Die nötigen Maßnahmen kratzen nicht nur an der Glaubwürdigkeit des Staatschefs, der nach seiner Wahl 2007 immer wieder verkündete: "Ich bin nicht gewählt worden, um die Steuern zu erhöhen." Vor allem könnten sich auch die neuen rigorosen Pläne als Makulatur herausstellen. Die Regierung setzt trotz jüngster Korrekturen noch immer auf ein Wachstum von einem Prozent - die Brüsseler Ökonomen sehen Frankreichs Zuwachs eher bei 0,6 Prozent.

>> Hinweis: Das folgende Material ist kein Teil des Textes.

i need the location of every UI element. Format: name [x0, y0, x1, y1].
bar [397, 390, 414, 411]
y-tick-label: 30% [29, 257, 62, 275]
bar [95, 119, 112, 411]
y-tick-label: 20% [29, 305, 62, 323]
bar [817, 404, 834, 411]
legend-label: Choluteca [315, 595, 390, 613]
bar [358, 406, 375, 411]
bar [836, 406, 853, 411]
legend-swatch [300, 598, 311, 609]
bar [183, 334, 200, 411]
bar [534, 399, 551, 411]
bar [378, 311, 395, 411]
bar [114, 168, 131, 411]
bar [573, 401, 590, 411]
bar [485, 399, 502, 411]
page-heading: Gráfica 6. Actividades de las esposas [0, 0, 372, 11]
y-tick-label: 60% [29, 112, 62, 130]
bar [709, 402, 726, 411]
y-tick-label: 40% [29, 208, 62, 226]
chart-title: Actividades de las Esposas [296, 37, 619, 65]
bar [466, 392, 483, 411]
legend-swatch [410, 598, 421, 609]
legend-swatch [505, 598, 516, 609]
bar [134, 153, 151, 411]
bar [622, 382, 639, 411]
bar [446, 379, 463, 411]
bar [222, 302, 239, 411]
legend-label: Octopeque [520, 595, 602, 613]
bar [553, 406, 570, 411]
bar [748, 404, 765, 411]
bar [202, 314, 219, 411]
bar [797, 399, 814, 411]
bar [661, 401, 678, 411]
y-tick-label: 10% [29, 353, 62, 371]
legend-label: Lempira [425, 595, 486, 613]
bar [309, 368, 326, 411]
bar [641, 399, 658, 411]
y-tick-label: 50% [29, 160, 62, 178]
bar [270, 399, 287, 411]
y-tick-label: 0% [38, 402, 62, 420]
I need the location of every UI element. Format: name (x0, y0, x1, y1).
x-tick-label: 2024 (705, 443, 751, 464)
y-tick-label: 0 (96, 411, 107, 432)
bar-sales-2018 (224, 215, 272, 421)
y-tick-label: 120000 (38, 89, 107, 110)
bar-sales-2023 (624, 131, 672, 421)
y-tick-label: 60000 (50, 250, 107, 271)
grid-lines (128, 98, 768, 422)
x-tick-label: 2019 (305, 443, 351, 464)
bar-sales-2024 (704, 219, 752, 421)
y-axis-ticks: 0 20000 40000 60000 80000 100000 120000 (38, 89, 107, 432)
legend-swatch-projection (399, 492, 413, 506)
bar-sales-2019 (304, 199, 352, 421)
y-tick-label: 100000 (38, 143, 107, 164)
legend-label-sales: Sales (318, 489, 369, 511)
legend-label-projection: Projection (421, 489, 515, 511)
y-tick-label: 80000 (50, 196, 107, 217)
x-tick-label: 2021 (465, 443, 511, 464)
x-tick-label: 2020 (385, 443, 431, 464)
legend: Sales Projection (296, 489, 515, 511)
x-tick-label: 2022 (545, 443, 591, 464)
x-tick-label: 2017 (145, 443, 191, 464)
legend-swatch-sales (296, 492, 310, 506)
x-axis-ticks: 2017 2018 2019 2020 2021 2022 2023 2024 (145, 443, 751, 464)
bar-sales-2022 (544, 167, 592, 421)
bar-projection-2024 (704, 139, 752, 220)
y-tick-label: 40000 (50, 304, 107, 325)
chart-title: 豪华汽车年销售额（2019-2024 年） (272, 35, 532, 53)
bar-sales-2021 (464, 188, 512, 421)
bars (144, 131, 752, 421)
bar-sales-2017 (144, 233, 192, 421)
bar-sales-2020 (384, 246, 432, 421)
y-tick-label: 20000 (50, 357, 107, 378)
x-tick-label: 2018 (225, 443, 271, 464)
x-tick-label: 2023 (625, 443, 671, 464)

Auch der Chef der Zentralbank warnt vor überhöhten Erwartungen und verweist auf den sinkenden Investitionswillen von Frankreichs Unternehmen. Ein neuer, dritter Sparplan sei bereits absehbar, orakelt Christian Noyer im "Figaro", mit einem Volumen von drei bis vier Milliarden Euro. "Die Frage ist nur, wann uns dieser x-te Plan auf den Kopf fällt", so Noyer, "gewiss nicht vor den Präsidentenwahlen, es sei denn, Nicolas Sarkozy und Fillon zeigten außergewöhnlichen politischen Mut, zusammen mit einem gerüttelten Maß an Pädagogik."

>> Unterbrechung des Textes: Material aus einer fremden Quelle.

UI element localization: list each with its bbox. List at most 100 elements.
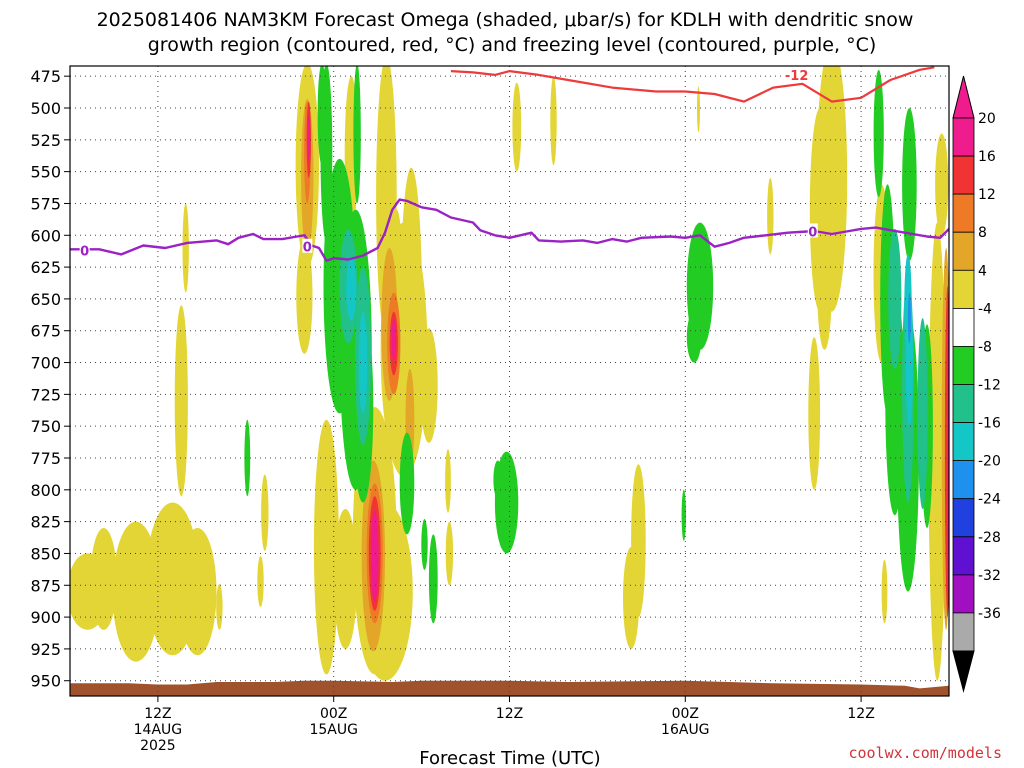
colorbar-band [952, 307, 975, 347]
credit-text: coolwx.com/models [848, 744, 1002, 762]
x-tick-label: 14AUG [134, 722, 183, 738]
omega-region-4 [445, 521, 454, 586]
omega-region-20 [307, 115, 310, 162]
freezing-label-bg [79, 242, 90, 257]
omega-region-4 [261, 474, 269, 551]
omega-region-neg4 [902, 107, 917, 261]
y-tick-label: 900 [30, 608, 61, 627]
omega-region-neg4 [421, 519, 428, 570]
x-tick-label: 16AUG [661, 722, 710, 738]
y-tick-label: 650 [30, 290, 61, 309]
omega-region-4 [935, 133, 949, 236]
colorbar-band [952, 574, 975, 614]
colorbar-band [952, 460, 975, 500]
colorbar-tick-label: 16 [978, 149, 996, 165]
omega-region-4 [928, 222, 947, 681]
colorbar-tick-label: 8 [978, 225, 987, 241]
y-tick-label: 875 [30, 576, 61, 595]
x-tick-label: 15AUG [309, 722, 358, 738]
omega-region-neg4 [353, 66, 361, 204]
chart-subtitle: growth region (contoured, red, °C) and f… [148, 34, 877, 56]
omega-region-4 [333, 508, 358, 649]
omega-region-4 [170, 528, 181, 630]
omega-region-4 [817, 222, 832, 350]
colorbar-band [952, 269, 975, 309]
omega-region-4 [881, 559, 888, 624]
colorbar-tick-label: -36 [978, 606, 1001, 622]
omega-region-neg8 [917, 318, 928, 509]
omega-region-4 [178, 528, 217, 656]
omega-region-neg12 [905, 298, 914, 427]
y-tick-label: 775 [30, 449, 61, 468]
omega-region-4 [767, 178, 774, 255]
y-tick-label: 725 [30, 385, 61, 404]
omega-shading [70, 66, 949, 681]
omega-region-neg8 [888, 228, 902, 369]
colorbar-tick-label: -32 [978, 568, 1001, 584]
colorbar-tick-label: -12 [978, 378, 1001, 394]
y-tick-label: 675 [30, 322, 61, 341]
x-tick-label: 2025 [140, 738, 176, 754]
colorbar-tick-label: 4 [978, 263, 987, 279]
freezing-level-label: 0 [80, 245, 89, 260]
dendritic-contour [450, 66, 935, 103]
y-tick-label: 825 [30, 513, 61, 532]
y-tick-label: 500 [30, 99, 61, 118]
chart-title: 2025081406 NAM3KM Forecast Omega (shaded… [97, 9, 914, 31]
omega-region-neg16 [907, 292, 911, 344]
colorbar-over-arrow [952, 75, 975, 119]
colorbar-tick-label: -24 [978, 492, 1001, 508]
omega-region-neg12 [346, 256, 357, 321]
omega-region-neg4 [317, 66, 327, 166]
y-tick-label: 525 [30, 131, 61, 150]
omega-region-neg4 [244, 419, 251, 497]
colorbar: 20 16 12 8 4 -4 -8 -12 -16 -20 -24 -28 -32 -36 [952, 75, 1001, 693]
freezing-level-label: 0 [808, 225, 817, 240]
colorbar-tick-label: -20 [978, 454, 1001, 470]
x-axis-label: Forecast Time (UTC) [419, 748, 600, 768]
omega-region-neg4 [428, 534, 438, 624]
omega-region-neg4 [686, 311, 702, 363]
colorbar-tick-label: 12 [978, 187, 996, 203]
colorbar-band [952, 536, 975, 576]
omega-region-4 [550, 76, 557, 166]
omega-region-4 [420, 328, 438, 443]
omega-region-4 [445, 449, 451, 513]
omega-region-4 [313, 419, 339, 675]
x-tick-label: 00Z [672, 706, 699, 722]
x-tick-label: 12Z [496, 706, 523, 722]
omega-region-4 [216, 584, 223, 630]
colorbar-tick-label: -16 [978, 416, 1001, 432]
x-tick-label: 12Z [144, 706, 171, 722]
colorbar-band [952, 193, 975, 233]
omega-region-neg4 [399, 432, 415, 535]
omega-region-neg4 [493, 460, 503, 499]
x-tick-label: 00Z [320, 706, 347, 722]
y-tick-label: 575 [30, 194, 61, 213]
grid-lines [70, 66, 949, 696]
colorbar-under-arrow [952, 650, 975, 693]
y-axis: 475 500 525 550 575 600 625 650 675 700 725 750 775 8… [30, 67, 70, 691]
y-tick-label: 550 [30, 163, 61, 182]
y-tick-label: 750 [30, 417, 61, 436]
colorbar-band [952, 384, 975, 423]
omega-region-4 [512, 82, 522, 172]
colorbar-tick-label: -28 [978, 530, 1001, 546]
colorbar-band [952, 231, 975, 271]
colorbar-band [952, 345, 975, 385]
y-tick-label: 925 [30, 640, 61, 659]
omega-region-neg4 [681, 489, 686, 541]
freezing-label-bg [807, 223, 818, 238]
y-tick-label: 600 [30, 226, 61, 245]
y-tick-label: 625 [30, 258, 61, 277]
x-tick-label: 12Z [847, 706, 874, 722]
omega-region-4 [623, 547, 640, 649]
omega-region-4 [296, 239, 313, 354]
colorbar-band [952, 117, 975, 157]
omega-region-neg12 [358, 311, 368, 414]
colorbar-tick-label: -4 [978, 301, 992, 317]
omega-region-20 [391, 319, 396, 360]
omega-region-4 [808, 337, 821, 490]
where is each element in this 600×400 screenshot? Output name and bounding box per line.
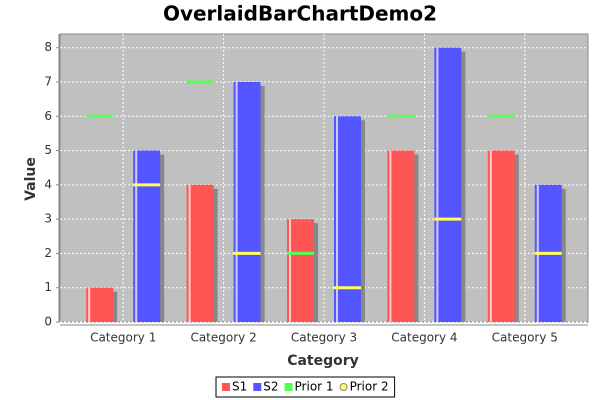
- bar-highlight: [135, 150, 138, 322]
- y-tick-label: 0: [44, 315, 52, 329]
- bar: [287, 219, 314, 322]
- legend-swatch: [222, 383, 230, 391]
- bar: [334, 116, 361, 323]
- legend: S1 S2 Prior 1 Prior 2: [215, 376, 396, 398]
- legend-label: S1: [232, 380, 247, 394]
- bar-highlight: [436, 47, 439, 322]
- y-axis-label: Value: [23, 157, 39, 201]
- bar: [434, 47, 462, 322]
- y-tick-label: 4: [44, 177, 52, 191]
- bar-highlight: [489, 150, 492, 322]
- bar: [86, 287, 114, 322]
- x-tick-label: Category 4: [391, 331, 457, 345]
- legend-box: [215, 376, 396, 398]
- x-tick-label: Category 5: [492, 331, 558, 345]
- y-tick-label: 8: [44, 40, 52, 54]
- x-tick-label: Category 2: [190, 331, 256, 345]
- y-tick-label: 6: [44, 109, 52, 123]
- y-tick-label: 2: [44, 246, 52, 260]
- bar: [186, 184, 214, 322]
- bar-highlight: [289, 219, 291, 322]
- y-tick-label: 1: [44, 280, 52, 294]
- bar-highlight: [88, 287, 91, 322]
- legend-label: Prior 1: [295, 380, 334, 394]
- bar: [487, 150, 515, 322]
- x-tick-label: Category 1: [90, 331, 156, 345]
- legend-swatch: [253, 383, 262, 391]
- bar-highlight: [336, 116, 338, 323]
- bar-highlight: [235, 82, 238, 322]
- x-axis-label: Category: [287, 353, 359, 369]
- legend-swatch: [284, 383, 293, 391]
- y-tick-label: 7: [44, 75, 52, 89]
- bar: [387, 150, 415, 322]
- bar: [233, 82, 261, 322]
- x-tick-label: Category 3: [291, 331, 357, 345]
- y-tick-label: 3: [44, 212, 52, 226]
- legend-label: S2: [263, 380, 278, 394]
- bar: [133, 150, 161, 322]
- bar-highlight: [389, 150, 392, 322]
- legend-swatch: [339, 383, 348, 391]
- bar-highlight: [188, 184, 191, 322]
- chart-title: OverlaidBarChartDemo2: [163, 2, 437, 26]
- legend-label: Prior 2: [350, 380, 389, 394]
- y-tick-label: 5: [44, 143, 52, 157]
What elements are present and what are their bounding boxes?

Offenbar entspricht das dem Kurs des Präsidenten, der angesichts der Wahlkampagne seine Kabinettskollegen nicht nur auf Haushalts-, sondern auch auf Sprachdisziplin eingeschworen hat. Während Sarkozy am 11. November in Paris Frankreichs Kriegstoten gedachte, verbreiteten die Minister in den Tiefen der Republik die Kunde von den bitteren, aber nötigen Einschnitten. Jeder Bürger muss dazu sein Scherflein beitragen, so die Botschaft, und auch der Präsident sei schließlich dazu bereit: Das Gehalt Sarkozys wird zwar nicht gekürzt, aber immerhin eingefroren.